Ihr hättet das Spiel Assassins Creed II nicht auf DVD pressen sollen... Begründung: Kein Steam und nur Ubisoft Uplay.

Ein klarer Minuspunkt für euch! 

Ich hättes diese Spiel sofort gezockt wenn es nur für Steam gäbe.


----------



## country (5. Oktober 2015)

Ich habe gelesen das ihr euer GPU Testparcour umbaut? Gibt es dann getrennte Tabellen für 2K und 4K? Das würde ich sehr begrüßen. Eine TitanX in 2K läuft schnell ins CPU limit und wird dadurch etwas benachteiligt. Eine 950 macht in einem 4K Bench eigentlich wenig Sinn -Speicher- und ist daher auch wenig vergleichbar.

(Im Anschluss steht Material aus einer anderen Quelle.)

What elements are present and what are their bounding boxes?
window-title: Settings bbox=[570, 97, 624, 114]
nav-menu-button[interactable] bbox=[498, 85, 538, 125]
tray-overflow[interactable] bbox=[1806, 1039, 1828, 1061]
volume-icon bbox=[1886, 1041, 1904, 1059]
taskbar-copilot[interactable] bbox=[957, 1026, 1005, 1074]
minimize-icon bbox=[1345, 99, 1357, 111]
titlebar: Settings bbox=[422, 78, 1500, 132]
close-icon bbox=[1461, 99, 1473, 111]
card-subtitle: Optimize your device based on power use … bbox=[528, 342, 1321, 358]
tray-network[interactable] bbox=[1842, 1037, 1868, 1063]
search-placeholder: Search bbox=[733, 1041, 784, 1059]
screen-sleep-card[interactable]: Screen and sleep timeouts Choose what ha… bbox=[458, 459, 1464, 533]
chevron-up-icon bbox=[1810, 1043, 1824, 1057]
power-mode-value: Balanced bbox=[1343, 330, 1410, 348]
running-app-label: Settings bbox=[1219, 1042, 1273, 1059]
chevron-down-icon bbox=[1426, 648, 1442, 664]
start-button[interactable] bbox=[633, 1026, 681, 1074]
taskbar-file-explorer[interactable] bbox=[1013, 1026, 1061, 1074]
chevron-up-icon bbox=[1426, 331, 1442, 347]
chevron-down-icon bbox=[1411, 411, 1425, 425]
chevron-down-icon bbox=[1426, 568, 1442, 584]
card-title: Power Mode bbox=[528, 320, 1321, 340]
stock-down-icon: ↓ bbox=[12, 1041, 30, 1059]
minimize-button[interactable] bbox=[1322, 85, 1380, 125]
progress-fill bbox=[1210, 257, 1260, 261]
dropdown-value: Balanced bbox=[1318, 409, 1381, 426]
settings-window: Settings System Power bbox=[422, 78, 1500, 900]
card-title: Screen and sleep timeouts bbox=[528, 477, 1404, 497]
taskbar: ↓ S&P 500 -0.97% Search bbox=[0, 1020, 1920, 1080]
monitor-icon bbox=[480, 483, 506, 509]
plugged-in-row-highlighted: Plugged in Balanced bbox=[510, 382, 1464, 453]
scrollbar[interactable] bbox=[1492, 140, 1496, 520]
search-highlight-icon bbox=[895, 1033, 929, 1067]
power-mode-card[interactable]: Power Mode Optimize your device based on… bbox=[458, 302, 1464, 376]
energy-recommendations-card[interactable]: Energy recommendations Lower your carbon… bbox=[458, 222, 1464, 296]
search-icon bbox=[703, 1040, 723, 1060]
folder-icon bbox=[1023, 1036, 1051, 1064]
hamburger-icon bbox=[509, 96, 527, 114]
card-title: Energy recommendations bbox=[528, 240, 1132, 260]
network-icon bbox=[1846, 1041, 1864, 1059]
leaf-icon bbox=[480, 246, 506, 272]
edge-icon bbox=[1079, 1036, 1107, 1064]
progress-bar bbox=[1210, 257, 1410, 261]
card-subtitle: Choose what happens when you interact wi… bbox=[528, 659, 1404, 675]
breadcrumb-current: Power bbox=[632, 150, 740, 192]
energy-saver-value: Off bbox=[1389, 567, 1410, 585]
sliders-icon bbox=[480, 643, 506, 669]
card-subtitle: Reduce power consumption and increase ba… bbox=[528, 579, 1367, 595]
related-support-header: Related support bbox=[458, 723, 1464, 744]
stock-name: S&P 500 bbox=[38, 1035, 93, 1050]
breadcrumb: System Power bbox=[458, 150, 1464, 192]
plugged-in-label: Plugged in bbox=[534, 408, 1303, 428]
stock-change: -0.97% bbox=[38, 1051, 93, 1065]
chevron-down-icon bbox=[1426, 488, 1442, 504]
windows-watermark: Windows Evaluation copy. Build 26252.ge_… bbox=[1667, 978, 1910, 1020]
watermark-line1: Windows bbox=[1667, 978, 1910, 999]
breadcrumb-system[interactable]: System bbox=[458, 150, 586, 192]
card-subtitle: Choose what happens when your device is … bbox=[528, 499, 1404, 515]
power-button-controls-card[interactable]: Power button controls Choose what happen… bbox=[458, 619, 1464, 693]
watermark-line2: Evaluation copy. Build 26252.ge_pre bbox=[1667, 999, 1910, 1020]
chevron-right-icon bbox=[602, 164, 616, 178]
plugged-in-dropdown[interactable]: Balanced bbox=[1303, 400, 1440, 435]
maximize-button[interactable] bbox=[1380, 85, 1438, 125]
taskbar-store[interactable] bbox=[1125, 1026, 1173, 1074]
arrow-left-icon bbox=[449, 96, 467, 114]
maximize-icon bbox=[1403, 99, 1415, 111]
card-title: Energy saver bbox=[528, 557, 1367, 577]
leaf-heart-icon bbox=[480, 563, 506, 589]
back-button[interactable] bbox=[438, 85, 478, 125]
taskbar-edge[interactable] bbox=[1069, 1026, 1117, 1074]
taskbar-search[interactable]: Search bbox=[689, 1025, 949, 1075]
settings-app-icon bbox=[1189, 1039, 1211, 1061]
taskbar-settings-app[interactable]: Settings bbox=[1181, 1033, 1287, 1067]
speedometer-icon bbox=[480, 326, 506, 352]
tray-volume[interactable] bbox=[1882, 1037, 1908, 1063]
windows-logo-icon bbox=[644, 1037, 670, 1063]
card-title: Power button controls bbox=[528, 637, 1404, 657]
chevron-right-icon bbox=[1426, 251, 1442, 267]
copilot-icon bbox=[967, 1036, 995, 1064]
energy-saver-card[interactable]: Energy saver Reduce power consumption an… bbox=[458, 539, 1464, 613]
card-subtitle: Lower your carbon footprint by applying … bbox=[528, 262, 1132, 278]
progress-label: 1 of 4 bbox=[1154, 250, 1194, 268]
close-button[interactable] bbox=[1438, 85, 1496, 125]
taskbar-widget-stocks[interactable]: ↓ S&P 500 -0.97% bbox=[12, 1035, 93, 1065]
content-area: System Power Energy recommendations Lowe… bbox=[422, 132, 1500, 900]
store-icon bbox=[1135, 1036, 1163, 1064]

Macht weiter so wie bisher und alles gut zum 15. Bday.


----------



## PCGH_Raff (5. Oktober 2015)

Ahoi,

zunächst sei dir versichert, dass unsere GPU-Benchmarks weitestgehend/bestmöglich GPU-limitiert sind, sich die Titan X (und kommende High-End-GPUs) also bestmöglich in Szene setzen kann - genau dafür nutzen wir nun einen hochgetakteten, IPC-starken Skylake-Prozessor.  Im Artikel findest du aber tatsächlich nicht nur den vorläufigen Gesamtindex, sondern auch alle Einzelindizes für die Einzelauflösungen. Wir überlegen, den Index künftig immer "vierstellig" anzugeben: 1080p, 1440p, 2160p und Gesamt (gewichtet). Feedback dazu ist - nach Lektüre der ausführlichen Abhandlung im Heft - ausdrücklich erwünscht. 

MfG,
Raff


----------



## hundElungE (6. Oktober 2015)

RedBrain schrieb:


> ..... wenn es nur für Steam gäbe.



Moin,

man kann Uplay Titel seit dem letzten Update sehr komfortabel über Steam starten. 
Einmal verknüpft, startet man nur noch bei Steam - keine extra Uplay Anmeldung mehr.


----------



## Creech (6. Oktober 2015)

Bensen schrieb:


> Ich bin ehrlich gesagt sehr enttäuscht, dass das Asus Z170 Pro Gaming nicht getestet wurde. Das hätte viel besser in den Preisrahmen gepasst, als das Asus Maximus VIII Ranger. Ich hatte mich sehr auf diesen Test gefreut und halte ihn nun auf den ersten Blick nicht mehr für besonders lesenswert. (Ich habe ihn noch nicht gelesen.) Ist mit einem Test des Asus Z170 Pro Gaming in nächster Zeit zu rechnen?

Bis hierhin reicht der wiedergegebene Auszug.